Let's calculate the z-scores for each X score:
For X = 80:
z = (80 - 70) / 20
z = 10 / 20
z = 0.5
For X = 100:
z = (100 - 70) / 20
z = 30 / 20
z = 1.5
For X = 65:
z = (65 - 70) / 20
z = -5 / 20
z = -0.25
For X = 40:
z = (40 - 70) / 20
z = -30 / 20
z = -1.5
To find the percentile rank for each X score, we can use the z-score to look up the corresponding percentile in a standard normal distribution table.
The percentile rank represents the percentage of scores in the population that are below a given value.
Let's calculate the percentile rank for each X score:
For X = 80:
Using the z-score of 0.5, we can find the percentile rank as 0.6915 or 69.15%.
For X = 100:
Using the z-score of 1.5, we can find the percentile rank as 0.9332 or 93.32%.
For X = 65:
Using the z-score of -0.25, we can find the percentile rank as 0.4013 or 40.13%.
For X = 40:
Using the z-score of -1.5, we can find the percentile rank as 0.0668 or 6.68%.
Therefore, the z-scores and percentile ranks for each X score are as follows:
X = 80: z = 0.5, percentile rank = 69.15%
X = 100: z = 1.5, percentile rank = 93.32%
X = 65: z = -0.25, percentile rank = 40.13%
X = 40: z = -1.5, percentile rank = 6.68%
To find the z-score for a given X score in a population, you can use the formula:
z = (X - μ) / σ
where:
- X is the individual score
- μ is the mean of the population
- σ is the standard deviation of the population
Let's calculate the z-score for each of the given X scores:
For X = 80:
z = (80 - 70) / 20
z = 10 / 20
z = 0.5
For X = 100:
z = (100 - 70) / 20
z = 30 / 20
z = 1.5
For X = 65:
z = (65 - 70) / 20
z = -5 / 20
z = -0.25
For X = 40:
z = (40 - 70) / 20
z = -30 / 20
z = -1.5
Now let's calculate the percentile rank for each of these z-scores. The percentile rank represents the percentage of scores that fall below a given value.

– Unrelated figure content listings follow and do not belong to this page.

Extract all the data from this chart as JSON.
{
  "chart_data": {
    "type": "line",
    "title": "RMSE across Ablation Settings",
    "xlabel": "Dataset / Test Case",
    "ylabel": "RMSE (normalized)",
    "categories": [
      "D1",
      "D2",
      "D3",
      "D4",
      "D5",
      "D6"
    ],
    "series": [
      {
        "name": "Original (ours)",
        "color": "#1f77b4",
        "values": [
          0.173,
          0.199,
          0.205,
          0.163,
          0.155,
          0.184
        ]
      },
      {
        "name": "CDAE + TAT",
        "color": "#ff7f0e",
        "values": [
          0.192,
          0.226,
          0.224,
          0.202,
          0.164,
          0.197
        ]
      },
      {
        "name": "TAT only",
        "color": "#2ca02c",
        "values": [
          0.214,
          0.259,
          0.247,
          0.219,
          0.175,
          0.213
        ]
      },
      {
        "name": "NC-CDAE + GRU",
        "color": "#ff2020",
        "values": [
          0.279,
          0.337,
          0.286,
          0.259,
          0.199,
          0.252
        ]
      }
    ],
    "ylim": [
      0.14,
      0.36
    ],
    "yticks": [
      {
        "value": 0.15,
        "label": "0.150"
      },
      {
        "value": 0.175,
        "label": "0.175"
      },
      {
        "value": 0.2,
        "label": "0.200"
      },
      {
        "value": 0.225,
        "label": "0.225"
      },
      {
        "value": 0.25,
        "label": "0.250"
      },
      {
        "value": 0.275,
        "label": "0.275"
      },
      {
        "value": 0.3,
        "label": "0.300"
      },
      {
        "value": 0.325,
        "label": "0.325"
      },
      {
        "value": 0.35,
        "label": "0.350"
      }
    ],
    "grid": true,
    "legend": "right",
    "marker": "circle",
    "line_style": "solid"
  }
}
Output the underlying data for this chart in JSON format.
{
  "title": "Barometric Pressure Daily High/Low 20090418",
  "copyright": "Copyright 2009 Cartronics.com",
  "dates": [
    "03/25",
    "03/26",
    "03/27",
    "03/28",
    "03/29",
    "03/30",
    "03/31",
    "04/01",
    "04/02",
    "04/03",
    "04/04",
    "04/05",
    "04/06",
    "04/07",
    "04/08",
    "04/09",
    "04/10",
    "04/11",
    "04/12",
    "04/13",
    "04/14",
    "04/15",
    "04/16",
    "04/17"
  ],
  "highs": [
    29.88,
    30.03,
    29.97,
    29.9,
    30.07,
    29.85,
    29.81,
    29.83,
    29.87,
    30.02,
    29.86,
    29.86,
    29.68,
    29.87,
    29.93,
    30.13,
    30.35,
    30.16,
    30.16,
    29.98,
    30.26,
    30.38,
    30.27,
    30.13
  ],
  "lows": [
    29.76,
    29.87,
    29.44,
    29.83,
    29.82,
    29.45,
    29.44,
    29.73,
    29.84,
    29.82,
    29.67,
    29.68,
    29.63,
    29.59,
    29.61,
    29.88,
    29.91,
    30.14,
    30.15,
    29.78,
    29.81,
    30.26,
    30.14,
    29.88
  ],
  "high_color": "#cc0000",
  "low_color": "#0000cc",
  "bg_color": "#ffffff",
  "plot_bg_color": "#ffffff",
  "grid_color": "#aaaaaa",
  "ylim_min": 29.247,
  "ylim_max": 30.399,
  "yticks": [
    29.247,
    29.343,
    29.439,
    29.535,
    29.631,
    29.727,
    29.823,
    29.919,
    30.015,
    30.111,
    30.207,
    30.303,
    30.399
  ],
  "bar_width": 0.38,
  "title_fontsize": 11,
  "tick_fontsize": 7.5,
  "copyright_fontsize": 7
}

To find the percentile rank, you can use a standard normal distribution table or a calculator.
For z = 0.5, the percentile rank is approximately 69.15%. This means that about 69.15% of the scores in the population fall below X = 80.
For z = 1.5, the percentile rank is approximately 93.32%. This means that about 93.32% of the scores in the population fall below X = 100.
For z = -0.25, the percentile rank is approximately 39.44%. This means that about 39.44% of the scores in the population fall below X = 65.
For z = -1.5, the percentile rank is approximately 6.68%. This means that about 6.68% of the scores in the population fall below X = 40.